Düşüncelerinize de tarafsız bir gözle bakın Bu düşünce gerçekten bana mı ait yoksa bana empoze edilmiş bir şey mi ? Kendi kendinize ördüğünüz duvarları, neyin size ait olup olmadığını değerlendirin. Ben olmayan parçam başkalarını mutlu etmek için mi çalışıyor. Bazı yerlerde, kişilerle, zamanlarda ve durumlarda kendimizi kötü hissederiz. Günlük hayatta yaşadığımız diğer bir sorun da, başkalarının bize söylediği şeyleri sorgulamadan kabul etmemiz, yani içselleştirmemizdir. Aslında söylenen şeyin bizimle bir alakası yoktur. Söyleneni öylesine içselleştiririz ki, bunu fark edemeyiz.

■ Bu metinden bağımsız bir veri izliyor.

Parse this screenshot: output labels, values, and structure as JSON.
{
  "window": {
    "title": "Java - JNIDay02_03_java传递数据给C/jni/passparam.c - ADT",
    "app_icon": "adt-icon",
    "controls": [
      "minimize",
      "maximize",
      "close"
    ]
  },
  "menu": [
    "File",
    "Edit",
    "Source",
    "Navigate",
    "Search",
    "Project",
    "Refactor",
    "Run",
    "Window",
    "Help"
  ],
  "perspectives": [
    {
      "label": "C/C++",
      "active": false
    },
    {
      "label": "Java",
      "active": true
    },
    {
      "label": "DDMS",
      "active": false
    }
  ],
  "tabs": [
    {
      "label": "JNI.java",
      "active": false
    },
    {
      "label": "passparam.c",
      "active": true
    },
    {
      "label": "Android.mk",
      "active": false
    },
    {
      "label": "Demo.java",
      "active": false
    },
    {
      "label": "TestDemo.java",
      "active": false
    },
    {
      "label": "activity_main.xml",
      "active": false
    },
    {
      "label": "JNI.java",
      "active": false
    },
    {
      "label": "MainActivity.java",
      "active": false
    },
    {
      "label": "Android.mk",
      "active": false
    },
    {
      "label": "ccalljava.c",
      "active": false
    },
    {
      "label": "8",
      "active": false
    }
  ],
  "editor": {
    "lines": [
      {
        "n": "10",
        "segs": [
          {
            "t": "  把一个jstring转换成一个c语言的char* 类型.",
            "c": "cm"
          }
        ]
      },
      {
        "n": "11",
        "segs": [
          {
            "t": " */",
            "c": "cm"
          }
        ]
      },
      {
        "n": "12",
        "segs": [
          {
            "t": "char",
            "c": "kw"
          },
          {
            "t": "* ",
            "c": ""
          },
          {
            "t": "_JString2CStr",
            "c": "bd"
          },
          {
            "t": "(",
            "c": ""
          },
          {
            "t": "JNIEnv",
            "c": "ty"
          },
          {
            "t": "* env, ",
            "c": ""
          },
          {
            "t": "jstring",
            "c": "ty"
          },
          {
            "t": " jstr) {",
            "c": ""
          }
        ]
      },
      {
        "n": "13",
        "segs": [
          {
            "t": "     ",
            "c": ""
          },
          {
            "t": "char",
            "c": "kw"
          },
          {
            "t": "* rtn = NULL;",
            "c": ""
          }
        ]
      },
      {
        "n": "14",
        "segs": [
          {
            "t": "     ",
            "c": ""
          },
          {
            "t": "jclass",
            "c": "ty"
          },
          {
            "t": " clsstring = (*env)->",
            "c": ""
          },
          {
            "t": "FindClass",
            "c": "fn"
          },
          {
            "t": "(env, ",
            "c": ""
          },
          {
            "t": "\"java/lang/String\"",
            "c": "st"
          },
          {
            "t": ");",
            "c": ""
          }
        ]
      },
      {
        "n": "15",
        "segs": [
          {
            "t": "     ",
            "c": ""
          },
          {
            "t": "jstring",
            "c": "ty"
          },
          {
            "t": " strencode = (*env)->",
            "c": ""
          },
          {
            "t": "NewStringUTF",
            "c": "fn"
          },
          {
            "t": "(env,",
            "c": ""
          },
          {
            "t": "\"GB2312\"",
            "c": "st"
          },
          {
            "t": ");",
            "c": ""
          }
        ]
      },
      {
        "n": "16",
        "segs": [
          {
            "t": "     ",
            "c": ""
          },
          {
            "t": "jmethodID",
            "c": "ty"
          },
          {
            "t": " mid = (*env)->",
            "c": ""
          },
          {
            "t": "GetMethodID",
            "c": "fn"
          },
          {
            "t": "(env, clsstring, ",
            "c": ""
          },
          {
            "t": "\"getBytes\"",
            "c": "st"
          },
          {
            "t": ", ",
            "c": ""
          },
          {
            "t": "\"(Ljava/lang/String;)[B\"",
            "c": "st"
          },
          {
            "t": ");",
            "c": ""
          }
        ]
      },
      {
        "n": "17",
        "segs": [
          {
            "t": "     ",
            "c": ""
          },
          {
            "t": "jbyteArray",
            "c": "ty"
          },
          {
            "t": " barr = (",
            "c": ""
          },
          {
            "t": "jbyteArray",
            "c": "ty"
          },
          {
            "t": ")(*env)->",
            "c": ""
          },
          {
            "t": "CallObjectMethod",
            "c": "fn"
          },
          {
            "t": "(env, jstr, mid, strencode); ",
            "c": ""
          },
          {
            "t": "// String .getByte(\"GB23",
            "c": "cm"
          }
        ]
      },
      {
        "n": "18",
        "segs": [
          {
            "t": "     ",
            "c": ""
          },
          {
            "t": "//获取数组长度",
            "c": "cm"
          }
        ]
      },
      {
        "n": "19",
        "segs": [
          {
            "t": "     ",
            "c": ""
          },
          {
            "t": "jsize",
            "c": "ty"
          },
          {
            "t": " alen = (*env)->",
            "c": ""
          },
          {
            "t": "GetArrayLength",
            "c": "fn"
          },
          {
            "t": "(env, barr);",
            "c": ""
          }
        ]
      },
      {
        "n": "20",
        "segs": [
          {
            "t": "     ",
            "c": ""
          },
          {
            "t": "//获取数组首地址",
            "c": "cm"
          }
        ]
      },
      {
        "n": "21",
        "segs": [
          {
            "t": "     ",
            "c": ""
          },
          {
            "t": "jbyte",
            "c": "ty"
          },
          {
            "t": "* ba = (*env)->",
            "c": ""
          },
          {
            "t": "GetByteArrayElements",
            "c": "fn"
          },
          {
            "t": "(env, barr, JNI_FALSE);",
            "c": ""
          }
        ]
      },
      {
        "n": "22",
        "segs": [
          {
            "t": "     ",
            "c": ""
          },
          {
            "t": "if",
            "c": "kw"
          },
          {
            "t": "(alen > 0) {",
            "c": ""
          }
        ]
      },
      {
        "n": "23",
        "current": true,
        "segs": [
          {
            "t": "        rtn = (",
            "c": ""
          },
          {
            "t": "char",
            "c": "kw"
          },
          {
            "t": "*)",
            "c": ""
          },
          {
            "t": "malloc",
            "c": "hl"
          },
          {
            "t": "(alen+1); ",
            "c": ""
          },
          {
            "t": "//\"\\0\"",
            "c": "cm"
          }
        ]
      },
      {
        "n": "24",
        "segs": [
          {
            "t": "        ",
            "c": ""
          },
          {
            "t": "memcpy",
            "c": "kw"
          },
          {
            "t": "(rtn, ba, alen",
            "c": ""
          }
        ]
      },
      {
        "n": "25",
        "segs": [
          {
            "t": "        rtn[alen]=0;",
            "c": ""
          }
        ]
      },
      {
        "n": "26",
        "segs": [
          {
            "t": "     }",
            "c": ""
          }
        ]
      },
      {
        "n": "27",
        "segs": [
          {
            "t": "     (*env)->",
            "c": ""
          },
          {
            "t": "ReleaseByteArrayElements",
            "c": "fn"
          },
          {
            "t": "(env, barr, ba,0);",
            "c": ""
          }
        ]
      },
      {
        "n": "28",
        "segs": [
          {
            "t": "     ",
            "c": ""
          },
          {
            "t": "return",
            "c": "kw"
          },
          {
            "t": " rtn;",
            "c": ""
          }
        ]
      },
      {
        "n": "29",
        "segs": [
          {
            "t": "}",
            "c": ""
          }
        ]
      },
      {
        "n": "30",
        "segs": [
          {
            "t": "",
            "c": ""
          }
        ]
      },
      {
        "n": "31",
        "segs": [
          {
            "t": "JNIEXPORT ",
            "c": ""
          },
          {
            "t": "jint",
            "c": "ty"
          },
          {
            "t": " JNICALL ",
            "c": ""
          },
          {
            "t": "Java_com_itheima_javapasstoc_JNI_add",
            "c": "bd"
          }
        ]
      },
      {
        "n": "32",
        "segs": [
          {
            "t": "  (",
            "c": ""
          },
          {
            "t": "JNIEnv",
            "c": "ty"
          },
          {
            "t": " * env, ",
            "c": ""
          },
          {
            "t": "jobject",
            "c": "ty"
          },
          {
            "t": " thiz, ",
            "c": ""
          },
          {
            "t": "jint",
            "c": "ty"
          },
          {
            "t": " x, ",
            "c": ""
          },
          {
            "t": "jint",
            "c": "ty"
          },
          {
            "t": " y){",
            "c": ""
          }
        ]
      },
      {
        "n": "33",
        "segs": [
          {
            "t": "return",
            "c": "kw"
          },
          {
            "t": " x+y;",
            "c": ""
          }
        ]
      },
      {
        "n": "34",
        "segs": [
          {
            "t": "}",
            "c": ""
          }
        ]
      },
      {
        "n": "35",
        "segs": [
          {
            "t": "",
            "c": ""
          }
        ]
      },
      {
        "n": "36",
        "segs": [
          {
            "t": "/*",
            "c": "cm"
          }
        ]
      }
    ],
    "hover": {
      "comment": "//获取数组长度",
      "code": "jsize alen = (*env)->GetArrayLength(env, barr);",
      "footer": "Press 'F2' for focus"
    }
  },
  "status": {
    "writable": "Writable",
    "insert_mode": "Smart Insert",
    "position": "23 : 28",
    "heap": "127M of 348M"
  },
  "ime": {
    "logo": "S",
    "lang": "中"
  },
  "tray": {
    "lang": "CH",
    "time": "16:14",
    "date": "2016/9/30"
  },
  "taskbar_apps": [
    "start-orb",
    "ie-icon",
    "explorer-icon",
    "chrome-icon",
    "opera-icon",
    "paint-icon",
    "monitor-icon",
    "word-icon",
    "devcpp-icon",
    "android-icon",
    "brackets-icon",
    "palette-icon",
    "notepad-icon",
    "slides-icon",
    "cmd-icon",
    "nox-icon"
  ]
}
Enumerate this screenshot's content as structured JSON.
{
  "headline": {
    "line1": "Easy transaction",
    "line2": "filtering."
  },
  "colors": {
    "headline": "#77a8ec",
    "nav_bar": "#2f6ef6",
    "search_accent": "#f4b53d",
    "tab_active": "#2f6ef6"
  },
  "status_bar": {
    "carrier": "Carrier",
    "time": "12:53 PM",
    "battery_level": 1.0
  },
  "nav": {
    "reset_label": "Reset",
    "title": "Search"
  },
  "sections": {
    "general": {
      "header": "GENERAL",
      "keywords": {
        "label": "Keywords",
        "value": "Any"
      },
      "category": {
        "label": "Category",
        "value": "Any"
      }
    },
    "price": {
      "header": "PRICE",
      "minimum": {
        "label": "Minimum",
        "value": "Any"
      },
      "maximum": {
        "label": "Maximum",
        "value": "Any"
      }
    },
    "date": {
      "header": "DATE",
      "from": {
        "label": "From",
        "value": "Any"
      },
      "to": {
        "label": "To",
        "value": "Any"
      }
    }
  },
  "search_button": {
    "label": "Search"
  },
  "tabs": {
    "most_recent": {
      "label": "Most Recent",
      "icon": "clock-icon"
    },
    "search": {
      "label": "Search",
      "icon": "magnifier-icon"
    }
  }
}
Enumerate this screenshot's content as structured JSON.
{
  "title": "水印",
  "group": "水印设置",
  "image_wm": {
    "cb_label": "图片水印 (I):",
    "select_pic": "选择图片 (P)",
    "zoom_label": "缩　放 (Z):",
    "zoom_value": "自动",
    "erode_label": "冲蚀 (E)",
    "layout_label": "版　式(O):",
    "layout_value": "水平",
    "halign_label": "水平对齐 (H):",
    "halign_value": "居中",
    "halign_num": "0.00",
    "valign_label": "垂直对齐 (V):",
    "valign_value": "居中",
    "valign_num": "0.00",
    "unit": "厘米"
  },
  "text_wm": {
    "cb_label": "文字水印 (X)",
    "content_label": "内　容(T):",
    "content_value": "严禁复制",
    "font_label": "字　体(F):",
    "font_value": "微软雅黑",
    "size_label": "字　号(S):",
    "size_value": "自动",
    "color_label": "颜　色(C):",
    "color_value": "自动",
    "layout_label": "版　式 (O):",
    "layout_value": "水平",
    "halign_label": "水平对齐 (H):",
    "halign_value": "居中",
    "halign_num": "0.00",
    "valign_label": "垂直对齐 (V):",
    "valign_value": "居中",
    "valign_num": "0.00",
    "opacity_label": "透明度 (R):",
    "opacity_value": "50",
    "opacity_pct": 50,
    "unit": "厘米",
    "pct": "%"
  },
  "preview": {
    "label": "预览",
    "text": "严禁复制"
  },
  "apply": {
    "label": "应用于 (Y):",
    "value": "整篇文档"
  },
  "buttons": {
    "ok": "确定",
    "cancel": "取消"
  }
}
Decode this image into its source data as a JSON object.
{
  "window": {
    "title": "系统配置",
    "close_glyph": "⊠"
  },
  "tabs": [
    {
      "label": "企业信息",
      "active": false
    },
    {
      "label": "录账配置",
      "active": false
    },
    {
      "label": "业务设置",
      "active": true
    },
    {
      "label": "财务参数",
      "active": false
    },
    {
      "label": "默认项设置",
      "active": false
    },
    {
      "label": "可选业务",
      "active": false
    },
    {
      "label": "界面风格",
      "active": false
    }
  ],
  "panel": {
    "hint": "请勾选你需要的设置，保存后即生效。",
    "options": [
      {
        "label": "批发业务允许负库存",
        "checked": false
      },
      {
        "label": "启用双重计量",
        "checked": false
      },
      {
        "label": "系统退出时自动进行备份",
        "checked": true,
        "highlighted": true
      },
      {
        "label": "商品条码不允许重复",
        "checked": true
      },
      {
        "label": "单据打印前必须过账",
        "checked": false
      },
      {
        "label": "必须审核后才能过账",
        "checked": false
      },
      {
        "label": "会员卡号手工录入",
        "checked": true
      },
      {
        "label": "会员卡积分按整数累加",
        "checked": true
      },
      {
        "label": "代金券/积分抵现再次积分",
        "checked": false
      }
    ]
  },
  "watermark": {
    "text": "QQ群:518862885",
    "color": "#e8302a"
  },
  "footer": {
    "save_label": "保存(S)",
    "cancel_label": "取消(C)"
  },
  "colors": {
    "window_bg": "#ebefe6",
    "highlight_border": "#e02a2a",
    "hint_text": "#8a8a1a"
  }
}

Özgüven eksikiliği, mükemmelliyetçilik, değersizlik inancı, hep sahte benlerdir. Bu benlerden uzaklaşmak lazımdır. Bunu kendimize sorular sorarak anlayabiliriz. Bazen insanlar sahte benlere karşı duyarsız olmayı tercih eder. Bunun yanında yansıtma, reddetme ya da inkar etme de insanların geliştirdiği savunma mekanizmalarıdır. Bu tür davranışların olduğunu görmek bile gerçek benliğin oluşmasına katkıda bulunur.
Gerçekten mutlu olmak için, yaşadığın süreçten zevk almayı öğrenmelisin. Geleceğe dair hayallerin, hedeflerin olmalı. Bu hedeflere ulaşmak için yapacağın her şey seni günlük hayatın olağan streslerinden uzaklaştıracaktır. Her zaman esnek ol ve farklı şeyler yap. Düşüncelerin de esnek olmalı. Sabit bir düşünceye saplanıp kalmak sizi tutsak edecektir.
Unutma ; Yaşadığın hiçbir şey tesadüf değildir. Herkesten bir şey öğrenirsin. Geçmişte yaşanan her şey yaşanması gerektiği için yaşanmıştır. İçinde başlangıç olan her an doğru andır. Bir şey bitmişse bitmiştir.